The International Monetary Fund (IMF) has reaffirmed its commitment to support Ghana in these challenging times, consistent with the Fund’s policies.

This is coming after the Mission Team to Ghana concluded its discussions with the Ghanaian authorities and other stakeholders on a potential economic programme for the country.

The team said it had constructive discussions on policies aimed at restoring macroeconomic stability and laying the foundation for stronger and more inclusive growth.

Key areas of focus included ensuring public finance sustainability while protecting the vulnerable, bolstering the credibility of monetary and exchange rate policies to reduce inflation and rebuild external buffers, preserving financial sector stability, and steps to encourage private investment and growth.

“We had constructive discussions on policies aimed at restoring macroeconomic stability and laying the foundation for stronger and more inclusive growth. Key areas of focus included ensuring public finance sustainability while protecting the vulnerable, bolstering the credibility of monetary and exchange rate policies to reduce inflation and rebuild external buffers, preserving financial sector stability, and steps to encourage private investment and growth, including by improving governance, transparency, and public sector efficiency”.

The staff team led by Stéphane Roudet visited Ghana from September 26-October 7 to continue discussions on policies that could be supported by an IMF arrangement.

The IMF staff met with President Akufo Addo, Vice President Bawumia, Finance Minister Ken Ofori-Atta, and Governor of the Bank of Ghana Dr.

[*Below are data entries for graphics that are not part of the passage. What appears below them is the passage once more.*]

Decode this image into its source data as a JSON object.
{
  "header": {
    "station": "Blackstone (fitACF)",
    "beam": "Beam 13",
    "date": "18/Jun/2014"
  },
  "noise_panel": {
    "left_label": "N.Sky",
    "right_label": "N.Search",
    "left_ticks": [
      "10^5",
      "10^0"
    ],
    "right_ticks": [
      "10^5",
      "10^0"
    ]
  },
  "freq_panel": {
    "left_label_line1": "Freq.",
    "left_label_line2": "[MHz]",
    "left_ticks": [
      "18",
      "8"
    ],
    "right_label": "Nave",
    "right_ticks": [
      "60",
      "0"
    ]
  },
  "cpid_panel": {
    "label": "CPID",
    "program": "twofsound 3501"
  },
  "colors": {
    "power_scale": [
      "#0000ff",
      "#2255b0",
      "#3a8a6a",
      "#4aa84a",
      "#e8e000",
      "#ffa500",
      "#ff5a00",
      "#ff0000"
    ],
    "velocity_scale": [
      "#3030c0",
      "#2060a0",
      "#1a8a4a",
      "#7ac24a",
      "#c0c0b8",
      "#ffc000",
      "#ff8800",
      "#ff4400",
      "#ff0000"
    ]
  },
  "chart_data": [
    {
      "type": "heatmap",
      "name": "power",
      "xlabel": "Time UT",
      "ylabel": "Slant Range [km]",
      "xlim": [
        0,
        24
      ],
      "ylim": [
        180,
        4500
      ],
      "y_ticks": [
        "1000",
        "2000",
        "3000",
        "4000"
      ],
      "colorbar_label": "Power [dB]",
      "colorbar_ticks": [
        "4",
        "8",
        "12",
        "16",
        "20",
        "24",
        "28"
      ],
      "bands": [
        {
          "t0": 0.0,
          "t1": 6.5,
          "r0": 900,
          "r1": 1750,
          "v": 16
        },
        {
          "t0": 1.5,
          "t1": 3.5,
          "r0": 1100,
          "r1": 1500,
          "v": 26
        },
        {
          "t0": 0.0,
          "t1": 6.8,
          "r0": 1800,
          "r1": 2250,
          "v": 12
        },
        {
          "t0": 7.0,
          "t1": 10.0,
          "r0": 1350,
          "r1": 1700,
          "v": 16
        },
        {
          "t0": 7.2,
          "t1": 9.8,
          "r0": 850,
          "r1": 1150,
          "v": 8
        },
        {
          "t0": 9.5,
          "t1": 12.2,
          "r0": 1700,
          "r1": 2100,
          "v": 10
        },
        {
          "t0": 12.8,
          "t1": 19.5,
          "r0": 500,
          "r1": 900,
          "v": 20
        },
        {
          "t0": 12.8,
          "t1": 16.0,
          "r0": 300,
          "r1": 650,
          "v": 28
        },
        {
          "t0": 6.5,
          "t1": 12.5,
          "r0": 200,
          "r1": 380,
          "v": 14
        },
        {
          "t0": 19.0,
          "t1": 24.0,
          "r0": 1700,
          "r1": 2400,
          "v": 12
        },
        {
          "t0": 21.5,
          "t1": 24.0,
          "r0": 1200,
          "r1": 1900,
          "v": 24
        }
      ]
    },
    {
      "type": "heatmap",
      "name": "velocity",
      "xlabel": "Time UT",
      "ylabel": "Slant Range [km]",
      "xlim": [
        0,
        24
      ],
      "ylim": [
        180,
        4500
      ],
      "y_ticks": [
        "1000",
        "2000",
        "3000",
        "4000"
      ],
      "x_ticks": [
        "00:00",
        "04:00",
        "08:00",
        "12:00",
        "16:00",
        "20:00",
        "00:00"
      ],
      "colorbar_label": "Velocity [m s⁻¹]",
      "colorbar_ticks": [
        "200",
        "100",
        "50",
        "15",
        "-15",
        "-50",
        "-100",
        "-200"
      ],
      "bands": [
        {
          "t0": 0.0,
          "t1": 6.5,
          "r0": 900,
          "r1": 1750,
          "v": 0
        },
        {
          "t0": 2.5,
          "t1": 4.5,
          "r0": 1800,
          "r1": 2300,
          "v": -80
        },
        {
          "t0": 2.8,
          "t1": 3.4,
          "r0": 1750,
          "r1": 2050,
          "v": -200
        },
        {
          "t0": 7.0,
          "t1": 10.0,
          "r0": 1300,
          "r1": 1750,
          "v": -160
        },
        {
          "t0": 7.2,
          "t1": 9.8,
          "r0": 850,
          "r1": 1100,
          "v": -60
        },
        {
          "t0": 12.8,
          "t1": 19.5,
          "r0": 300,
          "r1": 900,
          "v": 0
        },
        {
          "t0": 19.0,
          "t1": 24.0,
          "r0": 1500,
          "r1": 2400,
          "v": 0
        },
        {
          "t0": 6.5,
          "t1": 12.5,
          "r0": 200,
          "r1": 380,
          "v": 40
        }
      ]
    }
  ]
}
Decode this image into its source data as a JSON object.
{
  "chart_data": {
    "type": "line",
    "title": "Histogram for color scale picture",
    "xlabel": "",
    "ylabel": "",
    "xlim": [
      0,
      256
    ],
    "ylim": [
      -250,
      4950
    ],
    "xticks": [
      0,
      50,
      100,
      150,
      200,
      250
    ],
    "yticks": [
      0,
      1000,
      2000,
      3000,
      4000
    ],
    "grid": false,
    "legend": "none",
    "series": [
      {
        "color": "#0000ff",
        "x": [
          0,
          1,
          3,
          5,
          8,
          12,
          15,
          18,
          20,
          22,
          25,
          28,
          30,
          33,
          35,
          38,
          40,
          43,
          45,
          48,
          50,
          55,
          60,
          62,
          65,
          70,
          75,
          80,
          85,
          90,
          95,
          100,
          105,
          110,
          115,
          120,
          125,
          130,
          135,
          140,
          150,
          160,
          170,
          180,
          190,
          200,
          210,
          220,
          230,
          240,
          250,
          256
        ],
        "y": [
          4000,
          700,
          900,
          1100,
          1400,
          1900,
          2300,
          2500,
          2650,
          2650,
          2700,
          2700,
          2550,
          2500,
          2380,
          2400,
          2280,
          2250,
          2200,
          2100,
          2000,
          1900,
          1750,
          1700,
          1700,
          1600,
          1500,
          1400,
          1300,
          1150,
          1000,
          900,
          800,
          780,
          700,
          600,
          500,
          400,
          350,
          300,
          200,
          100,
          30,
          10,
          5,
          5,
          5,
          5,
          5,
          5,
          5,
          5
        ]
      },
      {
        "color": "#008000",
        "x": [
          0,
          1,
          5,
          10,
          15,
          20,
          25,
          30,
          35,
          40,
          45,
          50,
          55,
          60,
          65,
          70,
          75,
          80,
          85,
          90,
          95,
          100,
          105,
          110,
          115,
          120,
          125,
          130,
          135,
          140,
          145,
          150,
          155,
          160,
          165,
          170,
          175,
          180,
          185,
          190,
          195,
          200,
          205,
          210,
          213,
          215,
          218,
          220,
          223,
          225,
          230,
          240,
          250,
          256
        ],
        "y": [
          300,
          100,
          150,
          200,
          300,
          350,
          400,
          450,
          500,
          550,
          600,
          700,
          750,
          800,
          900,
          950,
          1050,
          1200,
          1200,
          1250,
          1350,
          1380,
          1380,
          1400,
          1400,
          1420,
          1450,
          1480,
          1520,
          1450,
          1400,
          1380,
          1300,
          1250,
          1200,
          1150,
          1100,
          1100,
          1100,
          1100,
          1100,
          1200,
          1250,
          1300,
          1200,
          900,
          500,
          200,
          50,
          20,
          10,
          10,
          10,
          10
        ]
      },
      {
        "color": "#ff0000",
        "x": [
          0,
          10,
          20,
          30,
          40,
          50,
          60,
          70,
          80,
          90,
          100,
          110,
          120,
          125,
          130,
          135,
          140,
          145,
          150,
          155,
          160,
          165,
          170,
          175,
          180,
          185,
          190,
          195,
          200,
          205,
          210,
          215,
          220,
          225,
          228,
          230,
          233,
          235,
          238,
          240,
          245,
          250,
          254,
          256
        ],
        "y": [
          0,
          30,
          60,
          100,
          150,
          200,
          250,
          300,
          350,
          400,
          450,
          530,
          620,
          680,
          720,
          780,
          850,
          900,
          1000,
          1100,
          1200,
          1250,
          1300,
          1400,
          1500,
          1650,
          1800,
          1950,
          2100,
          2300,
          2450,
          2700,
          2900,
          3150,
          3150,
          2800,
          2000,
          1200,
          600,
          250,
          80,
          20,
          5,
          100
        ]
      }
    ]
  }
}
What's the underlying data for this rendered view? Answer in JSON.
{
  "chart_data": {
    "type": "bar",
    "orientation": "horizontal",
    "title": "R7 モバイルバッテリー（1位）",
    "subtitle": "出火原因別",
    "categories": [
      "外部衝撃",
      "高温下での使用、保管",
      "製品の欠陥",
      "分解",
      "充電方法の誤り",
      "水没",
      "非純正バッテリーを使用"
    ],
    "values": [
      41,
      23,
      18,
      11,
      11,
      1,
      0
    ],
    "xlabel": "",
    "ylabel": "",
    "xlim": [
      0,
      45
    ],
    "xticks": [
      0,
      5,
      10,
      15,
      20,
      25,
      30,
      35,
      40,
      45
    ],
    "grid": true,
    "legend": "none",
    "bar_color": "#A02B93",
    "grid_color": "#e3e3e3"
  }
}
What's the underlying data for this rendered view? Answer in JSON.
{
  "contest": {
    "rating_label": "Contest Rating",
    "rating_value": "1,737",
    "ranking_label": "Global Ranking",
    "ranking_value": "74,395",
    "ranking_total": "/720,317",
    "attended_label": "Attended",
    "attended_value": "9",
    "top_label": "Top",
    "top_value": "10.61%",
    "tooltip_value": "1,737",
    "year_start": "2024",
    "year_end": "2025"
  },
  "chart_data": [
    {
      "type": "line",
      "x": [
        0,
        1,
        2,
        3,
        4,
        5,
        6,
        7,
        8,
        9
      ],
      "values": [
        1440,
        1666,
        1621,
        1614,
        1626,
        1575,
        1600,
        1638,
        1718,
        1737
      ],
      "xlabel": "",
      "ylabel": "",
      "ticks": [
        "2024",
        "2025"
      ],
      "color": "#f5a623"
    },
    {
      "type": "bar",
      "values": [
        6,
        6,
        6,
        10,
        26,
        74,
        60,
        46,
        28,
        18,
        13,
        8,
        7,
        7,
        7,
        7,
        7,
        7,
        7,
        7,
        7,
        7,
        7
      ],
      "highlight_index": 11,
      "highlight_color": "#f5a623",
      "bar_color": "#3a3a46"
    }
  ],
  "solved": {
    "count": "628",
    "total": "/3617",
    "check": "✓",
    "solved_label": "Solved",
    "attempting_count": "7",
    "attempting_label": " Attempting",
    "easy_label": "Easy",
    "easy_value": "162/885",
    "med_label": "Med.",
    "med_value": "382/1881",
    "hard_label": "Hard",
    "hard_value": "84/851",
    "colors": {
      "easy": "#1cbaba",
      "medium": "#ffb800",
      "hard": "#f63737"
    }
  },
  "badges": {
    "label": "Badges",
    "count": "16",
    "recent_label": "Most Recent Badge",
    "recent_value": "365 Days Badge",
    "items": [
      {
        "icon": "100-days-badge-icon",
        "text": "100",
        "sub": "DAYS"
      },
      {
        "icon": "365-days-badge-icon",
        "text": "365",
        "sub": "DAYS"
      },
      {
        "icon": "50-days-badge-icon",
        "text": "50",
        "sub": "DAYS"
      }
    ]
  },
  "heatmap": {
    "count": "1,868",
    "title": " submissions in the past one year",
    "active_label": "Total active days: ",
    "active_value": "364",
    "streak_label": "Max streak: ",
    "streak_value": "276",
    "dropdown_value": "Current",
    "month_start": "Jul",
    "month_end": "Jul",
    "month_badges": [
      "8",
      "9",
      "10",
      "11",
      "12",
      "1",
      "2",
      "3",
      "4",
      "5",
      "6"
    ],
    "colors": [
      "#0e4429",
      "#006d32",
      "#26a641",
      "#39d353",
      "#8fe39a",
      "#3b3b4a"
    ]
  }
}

Ernest Addison, and their teams.

The IMF team also met with the Parliament’s Finance Committee, as well as representatives from various government agencies, the Trades Union Congress, the private sector, civil society organisations, and development partners.

IMF mission team to return to Washington, DC

The team said it will return to Washington, D.C. to advance its technical work.

This includes making further progress on assessing Ghana’s debt sustainability, adding “the discussions with the authorities will also continue in the weeks ahead, including during the upcoming Annual Meetings that will be convened at IMF headquarters”.

“We reaffirm our commitment to support Ghana in these challenging times, consistent with the IMF’s policies.

“Staff express their gratitude to the authorities, private sector, civil society, development partners and other stakeholders in Ghana for their constructive engagement and support during this mission.”

Ghana announced its return to the IMF in July 2022, following rising inflation and interest rates and rapid depreciation of the cedi, which the government had no answer to.

The government had ruled out the option of an IMF programme, settling for a homegrown economic recovery plan that included the introduction of a 1.5% tax on electronic financial transactions (E-levy) which sparked widespread protests.

The IMF support is to strengthen the country’s balance of payment which has come under threat because of the economic imbalances.